Bedford didn't play, but Halsey gave him a sheet so that he could record each card as it came out and was retired. Bedford watched Halsey simultaneously play some cards as “losers,” others as “winners,” his bets spreading across the table, chips laid between cards and in the corners of cards, each marking a bet split to cover two or more cards. Bedford lost track of the permutations. He stopped trying to grasp the subtleties of Halsey's maneuvers and surrendered to the beauty of the game, the soft green cloth, the copper disks, the steady flow of the cards out of the box, the small snap they made as the dealer drew them out, the constant motion of hands, the reshuffling of the cards, a reel of black and white. As the game went on, trays of champagne came by, and Bedford drank as much as was offered. A crowd gathered to watch Halsey. When his earnings reached $10,000, they applauded. Morrissey himself appeared. The room was filled with people and conversation, and in the background was the constant snap of cards being dealt.
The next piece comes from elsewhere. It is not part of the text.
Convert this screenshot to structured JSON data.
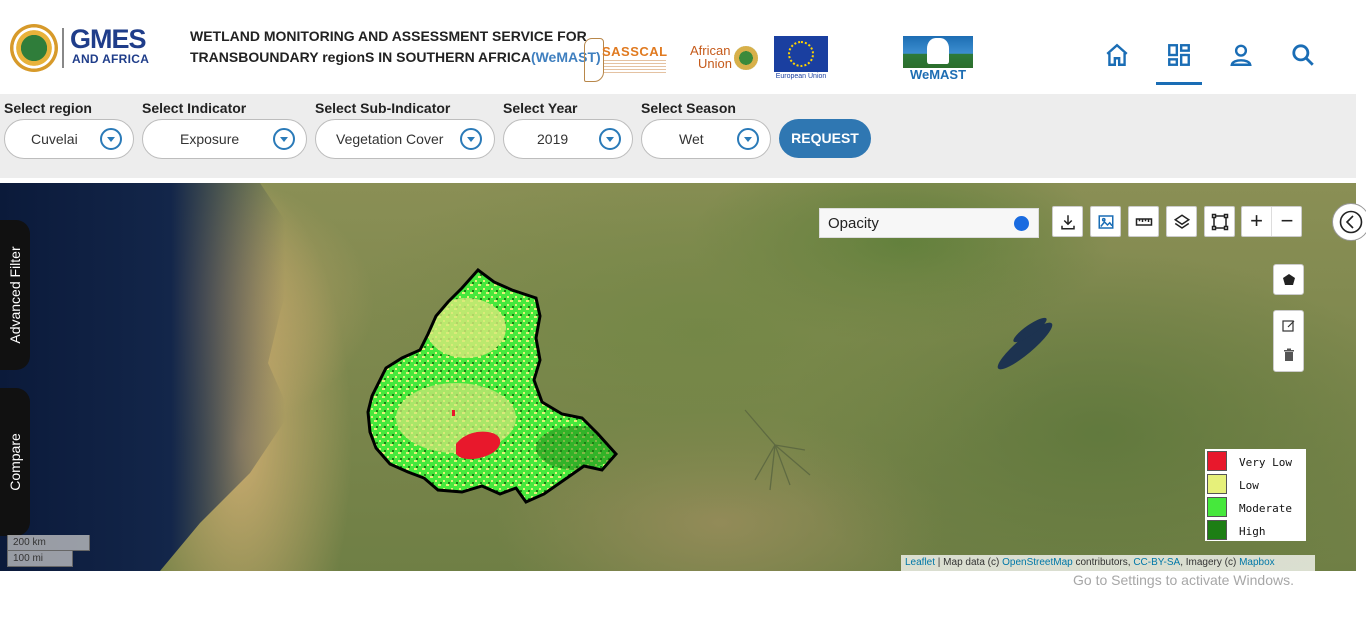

The gaslights flickered softly, and as the time passed the surroundings no longer seemed faded and threadbare but rich and sumptuous.

Halsey kept
playing. He lost a part of his winnings before he finally cashed in but was still left with over $8,500. Bedford felt the urge to have a go but suppressed it. He had had too much champagne, and had too little grasp of the game. After they left Morrissey's, Halsey suggested they stop at the Trumpeter Swan, a concert saloon generally known as the Trump. Halsey told Bedford to have the driver drop them on Clinton Place, at an alleyway that led to the rear of the Trump. Halsey knew the pug stationed at the back door, who let them in without a word. Bedford followed Halsey up a flight of stairs, where Halsey knocked on a door. A tall black-haired woman in a purple robe opened it. Bedford was stunned by how beautiful she was. Halsey embraced her, kissed her lips and neck, and drew back her robe to kiss her breasts. She pushed him away. “What's got you so excited?” she said.

He put his hands into his pockets and rocked on his heels. “I've been bucking the tiger, riding high on his back, and rode the monster into the dust.” He took out of his pocket the bank draft from Morrissey, unfolded it, and stuck it between her breasts. She retrieved it, glanced at it, and put it into the pocket of her robe. Now she embraced Halsey. He looked over his shoulder at Bedford. “I forget that an introduction is in order,” Halsey said. “Charlie Bedford, I want you to meet the Trumpeter Swan herself, the eyeball attraction of the metropolis, the nonpareil of every gawking Cyclops in the city of New York, Miss Eleanor Van Shaick.”

She formed her
arm into a V, her milk-white hand hanging limply at the end. She obviously intended it be kissed, not shaken, and Bedford obliged.

“It's a great pleasure,” he said. Behind her, hanging on the door, Bedford noticed a floor-length cape of white feathers.

“Ellie keeps this place afloat,” Halsey said. “What has the Trump got to recommend it over any other concert saloon except for the Swan herself?”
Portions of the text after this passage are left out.